I am testing cuFFTMp on WSL, where I have install the newest version of HPCSDK. And I encountered the following error when I testing the example code: NVIDIA/CUDALibrarySamples: CUDA Library Samples (github.com)
Hello from rank 0/2 using GPU 0
Hello from rank 1/2 using GPU 1
src/init/init.cu:766: non-zero status: 7 nvshmemi_common_init failed ...src/init/init_device.cu:nvshmemi_check_state_and_init:55: nvshmem initialization failed, exiting
src/util/cs.cpp:21: non-zero status: 16: Bad file descriptor, exiting... mutex destroy failed
src/init/init.cu:766: non-zero status: 7 nvshmemi_common_init failed ...src/init/init_device.cu:nvshmemi_check_state_and_init:55: nvshmem initialization failed, exiting
src/util/cs.cpp:21: non-zero status: 16: Bad file descriptor, exiting... mutex destroy failed
--------------------------------------------------------------------------
Primary job terminated normally, but 1 process returned
a non-zero exit code. Per user-direction, the job has been aborted.

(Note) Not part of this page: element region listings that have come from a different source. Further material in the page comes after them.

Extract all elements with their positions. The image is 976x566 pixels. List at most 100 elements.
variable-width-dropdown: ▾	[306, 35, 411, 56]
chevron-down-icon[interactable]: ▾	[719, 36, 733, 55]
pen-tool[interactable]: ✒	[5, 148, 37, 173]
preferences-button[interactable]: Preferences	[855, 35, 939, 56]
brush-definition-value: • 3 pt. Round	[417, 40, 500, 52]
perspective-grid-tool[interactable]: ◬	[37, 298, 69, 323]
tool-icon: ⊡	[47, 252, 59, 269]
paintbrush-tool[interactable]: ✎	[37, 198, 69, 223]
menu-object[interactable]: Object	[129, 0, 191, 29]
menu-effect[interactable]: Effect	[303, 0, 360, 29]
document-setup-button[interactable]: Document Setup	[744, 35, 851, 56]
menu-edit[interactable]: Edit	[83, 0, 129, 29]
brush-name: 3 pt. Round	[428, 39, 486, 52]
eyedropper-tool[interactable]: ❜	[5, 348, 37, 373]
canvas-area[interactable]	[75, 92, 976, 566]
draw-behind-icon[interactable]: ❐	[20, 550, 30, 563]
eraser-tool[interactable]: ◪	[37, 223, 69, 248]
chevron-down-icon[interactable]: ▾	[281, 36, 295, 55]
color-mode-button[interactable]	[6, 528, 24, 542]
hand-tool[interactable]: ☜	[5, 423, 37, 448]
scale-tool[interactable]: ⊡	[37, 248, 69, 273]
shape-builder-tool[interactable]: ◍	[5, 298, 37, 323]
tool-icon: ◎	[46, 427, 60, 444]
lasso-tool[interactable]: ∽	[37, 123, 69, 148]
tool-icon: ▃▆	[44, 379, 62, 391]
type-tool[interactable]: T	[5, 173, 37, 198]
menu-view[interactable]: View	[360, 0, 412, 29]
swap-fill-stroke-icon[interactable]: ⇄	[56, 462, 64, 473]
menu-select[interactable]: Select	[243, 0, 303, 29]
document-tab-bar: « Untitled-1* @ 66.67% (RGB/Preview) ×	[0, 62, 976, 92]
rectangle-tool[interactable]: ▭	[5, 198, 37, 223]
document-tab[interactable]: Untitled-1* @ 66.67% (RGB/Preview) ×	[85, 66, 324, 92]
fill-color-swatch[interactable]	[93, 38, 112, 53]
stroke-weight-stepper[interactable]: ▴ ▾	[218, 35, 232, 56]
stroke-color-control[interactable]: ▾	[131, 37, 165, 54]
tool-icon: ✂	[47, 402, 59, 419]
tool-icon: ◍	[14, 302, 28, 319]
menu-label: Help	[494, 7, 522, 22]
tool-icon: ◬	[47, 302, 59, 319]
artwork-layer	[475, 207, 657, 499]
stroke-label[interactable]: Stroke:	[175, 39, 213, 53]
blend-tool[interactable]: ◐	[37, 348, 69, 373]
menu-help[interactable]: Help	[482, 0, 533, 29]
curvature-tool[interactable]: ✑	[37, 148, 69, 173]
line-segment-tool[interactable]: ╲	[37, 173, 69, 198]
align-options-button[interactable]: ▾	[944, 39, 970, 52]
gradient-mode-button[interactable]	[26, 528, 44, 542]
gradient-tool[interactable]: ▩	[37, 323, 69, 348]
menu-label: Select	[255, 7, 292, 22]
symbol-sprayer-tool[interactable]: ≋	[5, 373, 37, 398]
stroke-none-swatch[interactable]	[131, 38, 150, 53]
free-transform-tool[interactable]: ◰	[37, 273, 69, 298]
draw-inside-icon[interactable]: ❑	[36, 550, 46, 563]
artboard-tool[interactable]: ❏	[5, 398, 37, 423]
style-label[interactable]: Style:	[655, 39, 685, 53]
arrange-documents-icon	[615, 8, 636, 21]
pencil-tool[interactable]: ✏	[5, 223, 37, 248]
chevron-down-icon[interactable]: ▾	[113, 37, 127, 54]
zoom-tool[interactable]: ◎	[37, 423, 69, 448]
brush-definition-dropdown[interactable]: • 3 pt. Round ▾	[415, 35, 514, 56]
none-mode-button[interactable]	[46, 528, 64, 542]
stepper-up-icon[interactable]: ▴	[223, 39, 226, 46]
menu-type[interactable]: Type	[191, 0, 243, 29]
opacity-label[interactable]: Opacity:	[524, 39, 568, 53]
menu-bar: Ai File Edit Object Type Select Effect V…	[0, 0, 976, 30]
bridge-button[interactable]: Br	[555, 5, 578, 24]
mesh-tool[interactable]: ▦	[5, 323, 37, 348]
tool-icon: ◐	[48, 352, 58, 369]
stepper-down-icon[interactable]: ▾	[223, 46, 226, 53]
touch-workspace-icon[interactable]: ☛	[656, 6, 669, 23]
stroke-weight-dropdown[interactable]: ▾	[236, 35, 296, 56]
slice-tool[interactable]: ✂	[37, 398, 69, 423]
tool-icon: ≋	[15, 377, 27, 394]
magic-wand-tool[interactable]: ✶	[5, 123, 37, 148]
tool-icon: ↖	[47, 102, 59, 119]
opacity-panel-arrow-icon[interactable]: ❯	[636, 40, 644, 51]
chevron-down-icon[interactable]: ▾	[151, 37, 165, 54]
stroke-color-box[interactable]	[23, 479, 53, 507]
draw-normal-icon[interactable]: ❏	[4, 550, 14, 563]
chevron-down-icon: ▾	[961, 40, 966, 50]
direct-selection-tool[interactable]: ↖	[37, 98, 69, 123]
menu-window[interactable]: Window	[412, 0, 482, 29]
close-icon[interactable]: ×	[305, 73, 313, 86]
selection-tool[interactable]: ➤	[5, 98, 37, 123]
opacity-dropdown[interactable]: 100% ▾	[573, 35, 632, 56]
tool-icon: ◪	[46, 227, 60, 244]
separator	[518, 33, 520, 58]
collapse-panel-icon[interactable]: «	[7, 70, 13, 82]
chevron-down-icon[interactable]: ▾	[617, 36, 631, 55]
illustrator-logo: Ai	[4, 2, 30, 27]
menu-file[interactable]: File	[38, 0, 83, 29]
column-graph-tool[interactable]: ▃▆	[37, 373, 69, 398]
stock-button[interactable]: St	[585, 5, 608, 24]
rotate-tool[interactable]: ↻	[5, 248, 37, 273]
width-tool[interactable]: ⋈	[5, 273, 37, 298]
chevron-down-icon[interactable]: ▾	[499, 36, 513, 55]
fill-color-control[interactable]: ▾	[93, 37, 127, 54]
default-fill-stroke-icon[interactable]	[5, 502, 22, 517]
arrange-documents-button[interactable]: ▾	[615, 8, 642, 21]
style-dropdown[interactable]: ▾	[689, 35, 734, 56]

--------------------------------------------------------------------------
--------------------------------------------------------------------------
mpirun detected that one or more processes exited with non-zero status, thus causing
the job to be terminated. The first process to do so was:
Process name: [[52101,1],0]
Exit code: 255
--------------------------------------------------------------------------
make: *** [Makefile:18: run] Error 255
This is the reshape code, and similar error happens in all other examples in the cuFFTMp/samples
folder. I running these examples by the default make run
. And I have 2 4090 devices in my computer.